Karpathy's AutoResearch Passes 60,000 GitHub Stars as the 630-Line Script That Runs AI Experiments Overnight Reshapes How Labs Approach Optimization

Overview

Andrej Karpathy, the former Tesla AI lead and OpenAI co-founder, released a deceptively simple open source project in early March that has rapidly become one of the most-starred repositories of 2026. Called AutoResearch, the tool is a 630-line Python script that lets AI coding agents autonomously conduct machine learning experiments while researchers sleep, according to VentureBeat. As of late March, the project has surpassed 62,000 GitHub stars and 8,800 forks on its repository, making it one of the fastest-growing open source releases of the year.

How It Works

The system operates as an autonomous optimization loop. An AI agent is given a training script and a fixed compute budget of five minutes per experiment on a single GPU. The agent reads the source code, forms a hypothesis for improvement, modifies the training code, runs the experiment, and evaluates the results before beginning the next cycle, as described in the project’s GitHub repository.

The core design centers on three files: prepare.py, which contains immutable data-loading utilities; train.py, which the agent is free to modify across experiments; and program.md, which holds human-authored instructions that guide the agent’s research direction. The primary evaluation metric is validation bits per byte (val_bpb), providing a single, clear optimization target.

At roughly 12 experiments per hour, a single overnight session can yield approximately 100 completed runs without any human intervention, according to VentureBeat.

What We Know

Karpathy’s own two-day run of the system processed approximately 700 autonomous changes, discovered around 20 additive optimization techniques, and achieved an 11 percent efficiency gain when those improvements were applied to a larger model, according to Fortune. The stacked optimizations reduced a key benchmark, dubbed “Time to GPT-2,” from 2.02 hours to 1.80 hours.

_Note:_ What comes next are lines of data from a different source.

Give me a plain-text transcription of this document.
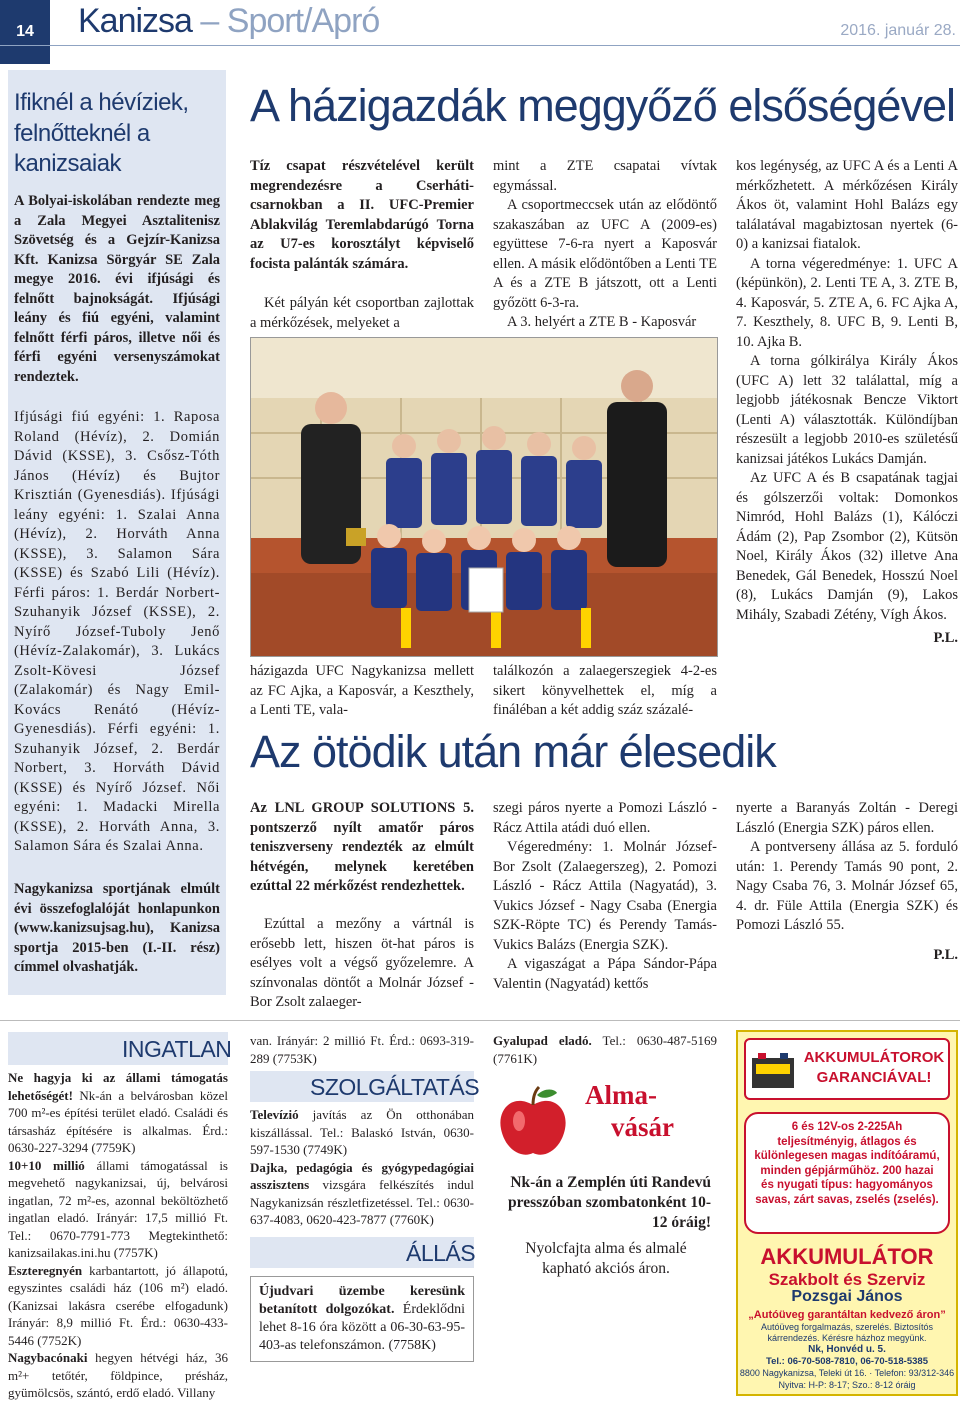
14	Kanizsa – Sport/Apró	2016. január 28.
Ifiknél a hévíziek, felnőtteknél a kanizsaiak
A Bolyai-iskolában rendezte meg a Zala Megyei Asztalitenisz Szövetség és a Gejzír-Kanizsa Kft. Kanizsa Sörgyár SE Zala megye 2016. évi ifjúsági és felnőtt bajnokságát. Ifjúsági leány és fiú egyéni, valamint felnőtt férfi páros, illetve női és férfi egyéni versenyszámokat rendeztek.
Ifjúsági fiú egyéni: 1. Raposa Roland (Hévíz), 2. Domián Dávid (KSSE), 3. Csősz-Tóth János (Hévíz) és Bujtor Krisztián (Gyenesdiás). Ifjúsági leány egyéni: 1. Szalai Anna (Hévíz), 2. Horváth Anna (KSSE), 3. Salamon Sára (KSSE) és Szabó Lili (Hévíz). Férfi páros: 1. Berdár Norbert-Szuhanyik József (KSSE), 2. Nyírő József-Tuboly Jenő (Hévíz-Zalakomár), 3. Lukács Zsolt-Kövesi József (Zalakomár) és Nagy Emil-Kovács Renátó (Hévíz-Gyenesdiás). Férfi egyéni: 1. Szuhanyik József, 2. Berdár Norbert, 3. Horváth Dávid (KSSE) és Nyírő József. Női egyéni: 1. Madacki Mirella (KSSE), 2. Horváth Anna, 3. Salamon Sára és Szalai Anna.
Nagykanizsa sportjának elmúlt évi összefoglalóját honlapunkon (www.kanizsujsag.hu), Kanizsa sportja 2015-ben (I.-II. rész) címmel olvashatják.
A házigazdák meggyőző elsőségével
Tíz csapat részvételével került megrendezésre a Cserháti-csarnokban a II. UFC-Premier Ablakvilág Teremlabdarúgó Torna az U7-es korosztályt képviselő focista palánták számára.
Két pályán két csoportban zajlottak a mérkőzések, melyeket a
mint a ZTE csapatai vívtak egymással.
A csoportmeccsek után az elődöntő szakaszában az UFC A (2009-es) együttese 7-6-ra nyert a Kaposvár ellen. A másik elődöntőben a Lenti TE A és a ZTE B játszott, ott a Lenti győzött 6-3-ra.
A 3. helyért a ZTE B - Kaposvár
házigazda UFC Nagykanizsa mellett az FC Ajka, a Kaposvár, a Keszthely, a Lenti TE, vala-
találkozón a zalaegerszegiek 4-2-es sikert könyvelhettek el, míg a fináléban a két addig száz százalé-
kos legénység, az UFC A és a Lenti A mérkőzhetett. A mérkőzésen Király Ákos öt, valamint Hohl Balázs egy találatával magabiztosan nyertek (6-0) a kanizsai fiatalok.
A torna végeredménye: 1. UFC A (képünkön), 2. Lenti TE A, 3. ZTE B, 4. Kaposvár, 5. ZTE A, 6. FC Ajka A, 7. Keszthely, 8. UFC B, 9. Lenti B, 10. Ajka B.
A torna gólkirálya Király Ákos (UFC A) lett 32 találattal, míg a legjobb játékosnak Bencze Viktort (Lenti A) választották. Különdíjban részesült a legjobb 2010-es születésű kanizsai játékos Lukács Damján.
Az UFC A és B csapatának tagjai és gólszerzői voltak: Domonkos Nimród, Hohl Balázs (1), Kálóczi Ádám (2), Pap Zsombor (2), Kütsön Noel, Király Ákos (32) illetve Ana Benedek, Gál Benedek, Hosszú Noel (8), Lukács Damján (9), Lakos Mihály, Szabadi Zétény, Vígh Ákos.
P.L.
Az ötödik után már élesedik
Az LNL GROUP SOLUTIONS 5. pontszerző nyílt amatőr páros teniszverseny rendezték az elmúlt hétvégén, melynek keretében ezúttal 22 mérkőzést rendezhettek.
Ezúttal a mezőny a vártnál is erősebb lett, hiszen öt-hat páros is esélyes volt a végső győzelemre. A színvonalas döntőt a Molnár József - Bor Zsolt zalaeger-
szegi páros nyerte a Pomozi László - Rácz Attila atádi duó ellen.
Végeredmény: 1. Molnár József-Bor Zsolt (Zalaegerszeg), 2. Pomozi László - Rácz Attila (Nagyatád), 3. Vukics József - Nagy Csaba (Energia SZK-Röpte TC) és Perendy Tamás-Vukics Balázs (Energia SZK).
A vigaszágat a Pápa Sándor-Pápa Valentin (Nagyatád) kettős
nyerte a Baranyás Zoltán - Deregi László (Energia SZK) páros ellen.
A pontverseny állása az 5. forduló után: 1. Perendy Tamás 90 pont, 2. Nagy Csaba 76, 3. Molnár József 65, 4. dr. Füle Attila (Energia SZK) és Pomozi László 55.
P.L.
INGATLAN
Ne hagyja ki az állami támogatás lehetőségét! Nk-án a belvárosban közel 700 m²-es építési terület eladó. Családi és társasház építésére is alkalmas. Érd.: 0630-227-3294 (7759K)
10+10 millió állami támogatással is megvehető nagykanizsai, új, belvárosi ingatlan, 72 m²-es, azonnal beköltözhető ingatlan eladó. Irányár: 17,5 millió Ft. Tel.: 0670-7791-773 Megtekinthető: kanizsailakas.ini.hu (7757K)
Eszteregnyén karbantartott, jó állapotú, egyszintes családi ház (106 m²) eladó. (Kanizsai lakásra cserébe elfogadunk) Irányár: 8,9 millió Ft. Érd.: 0630-433-5446 (7752K)
Nagybacónaki hegyen hétvégi ház, 36 m²+ tetőtér, földpince, présház, gyümölcsös, szántó, erdő eladó. Villany
van. Irányár: 2 millió Ft. Érd.: 0693-319-289 (7753K)
SZOLGÁLTATÁS
Televízió javítás az Ön otthonában kiszállással. Tel.: Balaskó István, 0630-597-1530 (7749K)
Dajka, pedagógia és gyógypedagógiai asszisztens vizsgára felkészítés indul Nagykanizsán részletfizetéssel. Tel.: 0630-637-4083, 0620-423-7877 (7760K)
ÁLLÁS
Újudvari üzembe keresünk betanított dolgozókat. Érdeklődni lehet 8-16 óra között a 06-30-63-95-403-as telefonszámon. (7758K)
Gyalupad eladó. Tel.: 0630-487-5169 (7761K)
Alma-
vásár
Nk-án a Zemplén úti Randevú presszóban szombatonként 10-12 óráig!
Nyolcfajta alma és almalé kapható akciós áron.
AKKUMULÁTOROK GARANCIÁVAL!
6 és 12V-os 2-225Ah teljesítményig, átlagos és különlegesen magas indítóáramú, minden gépjárműhöz. 200 hazai és nyugati típus: hagyományos savas, zárt savas, zselés (zselés).
AKKUMULÁTOR
Szakbolt és Szerviz
Pozsgai János
„Autóüveg garantáltan kedvező áron”
Autóüveg forgalmazás, szerelés. Biztosítós kárrendezés. Kérésre házhoz megyünk.
Nk, Honvéd u. 5.
Tel.: 06-70-508-7810, 06-70-518-5385
8800 Nagykanizsa, Teleki út 16. · Telefon: 93/312-346
Nyitva: H-P: 8-17; Szo.: 8-12 óráig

The concept quickly attracted industry attention. Shopify CEO Tobias Lutke reported running 37 experiments overnight using the same approach and achieving a 19 percent performance gain on an internal model, according to Fortune. Industry analyst Janakiram MSV coined the term “the Karpathy Loop” to describe the three-component pattern: an agent with access to modifiable files, a measurable optimization metric, and fixed time limits per experiment.

Karpathy’s initial announcement post garnered more than 8.6 million views within two days, according to Fortune, and the project’s MIT license has encouraged a wave of community forks targeting macOS, Windows, and AMD GPU platforms.

What We Don’t Know

The current system operates on a simplified training codebase spanning just 630 lines of Python, which is orders of magnitude simpler than production AI training infrastructure. Whether the approach scales to the complexity of frontier model development remains untested.

Karpathy described the methodology as “the final boss battle” for frontier AI labs, envisioning multiple collaborative agents exploring different optimization pathways simultaneously rather than single-agent linear progression, according to Fortune. However, experts have noted that the system optimizes separate, smaller models rather than improving itself, placing it firmly outside the realm of recursive self-improvement scenarios that have drawn concern from AI safety researchers.

It also remains unclear how effectively the optimizations discovered on small models will transfer to the much larger architectures used by companies like OpenAI, Anthropic, and Google DeepMind. The 11 percent efficiency gain demonstrated by Karpathy is promising but was measured on relatively small-scale training tasks.

Analysis

AutoResearch represents a practical instantiation of a trend that has been building throughout 2025 and into 2026: the use of AI agents not just to write code, but to conduct the experimental science that drives AI progress itself. The project’s explosive popularity suggests significant latent demand for tools that automate the trial-and-error grind of hyperparameter tuning, architecture search, and training optimization.

The fixed five-minute compute budget per experiment is a particularly elegant design choice, making results comparable across different hardware configurations while keeping the barrier to entry at a single NVIDIA GPU. The MIT license and minimal codebase have further lowered the threshold for adoption, turning what might have been a research curiosity into a widely accessible tool.

Whether the Karpathy Loop evolves from a community phenomenon into a standard practice at major AI labs will depend on whether the approach can be extended beyond toy-scale training runs. For now, it has demonstrated that autonomous AI agents can conduct meaningful optimization work overnight, a capability that could accelerate the pace of machine learning research across the industry.